SUSTURUCU TAKILMIŞ ÖLÜM ÇIĞLIKLARI / 2
Bazı yalanlar şuranıza paslı bir çivi gibi batar. Üzeri, ne merhem tutar ne de sargı. Kanadıkça susmak ne demek bilemezsiniz?
Kanamalı suskunluk;
Bir çocuğun, düştüğünde dizlerinin kanadığını, canının acıdığını bildiği halde korkularından çaldığı çığlıkları suskunluğa gömmesidir.
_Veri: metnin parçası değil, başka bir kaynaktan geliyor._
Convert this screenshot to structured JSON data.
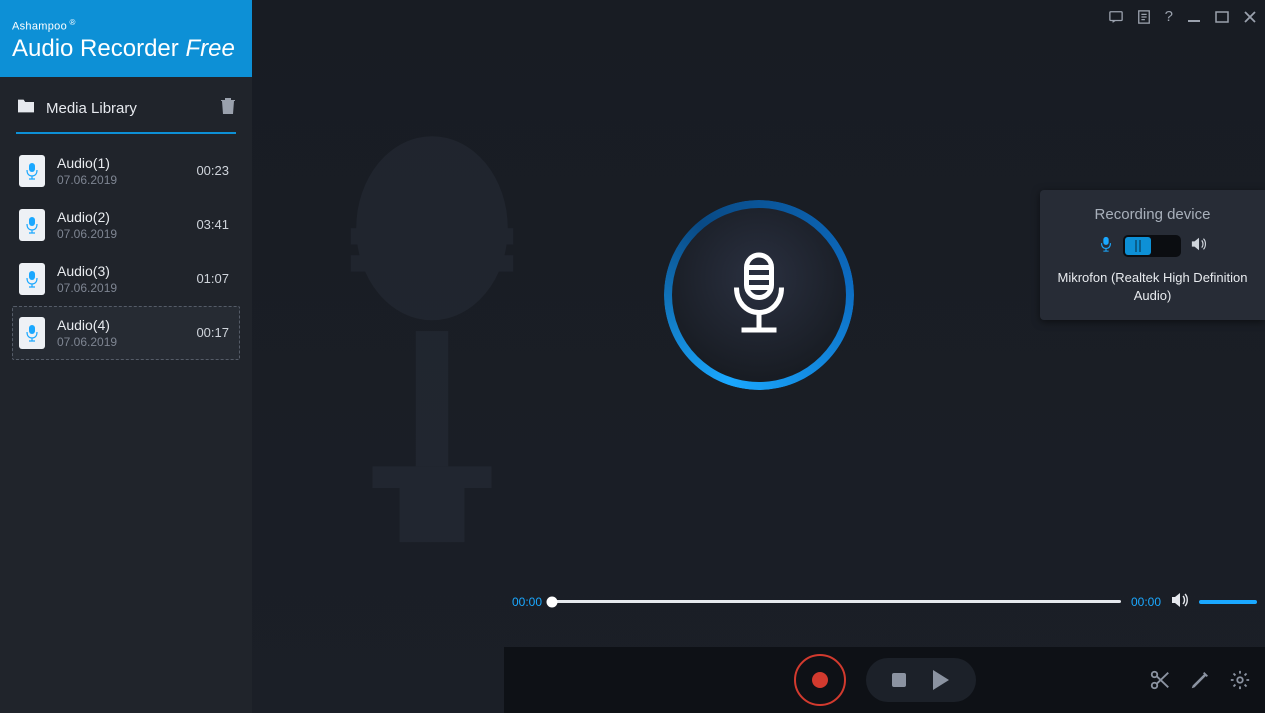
{
  "brand": {
    "company": "Ashampoo",
    "title_main": "Audio Recorder ",
    "title_italic": "Free"
  },
  "library": {
    "header": "Media Library",
    "tracks": [
      {
        "name": "Audio(1)",
        "date": "07.06.2019",
        "duration": "00:23",
        "selected": false
      },
      {
        "name": "Audio(2)",
        "date": "07.06.2019",
        "duration": "03:41",
        "selected": false
      },
      {
        "name": "Audio(3)",
        "date": "07.06.2019",
        "duration": "01:07",
        "selected": false
      },
      {
        "name": "Audio(4)",
        "date": "07.06.2019",
        "duration": "00:17",
        "selected": true
      }
    ]
  },
  "playback": {
    "current_time": "00:00",
    "total_time": "00:00"
  },
  "device_panel": {
    "title": "Recording device",
    "selected": "mic",
    "device_name": "Mikrofon (Realtek High Definition Audio)"
  },
  "window_controls": {
    "help": "?"
  },
  "icons": {
    "folder": "folder-icon",
    "trash": "trash-icon"
  }
}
Yalanlar yüreğine suikast yaptığında, kalp duvarlarının kana bulanmasıdır. Bir cinayetin nefsi müdafaasına kalır kurtulmak. Maktulün cenazesini kaldırmak sana düşer. İster istemez o cenazede bulunursun. Yüreğin, mezar taşı bile olmak istemez ona “karanlık odaların soğuk duvarlarıyla sevişmek nedir?” diye sorarsın… Çok şey duymak isterken, başı öne eğilir bir yılanın. Koynundaki soğukluğu, beslediğin sıcaklık yanında çözülmeyi bekleyen ters uzantılı bir denklem gibi gelir
Kör olmuş mutluluğa renkleri öğretmek, kolsuz, bacaksız bir sevdayla seksek oynamaktır. Susmak, bazen içindeki tüm siyahları beyaz olarak kusmaktır. Ki, ben kör bir mutluğa göz olmuştum, kolsuz bacaksız sevdaya el, ayak.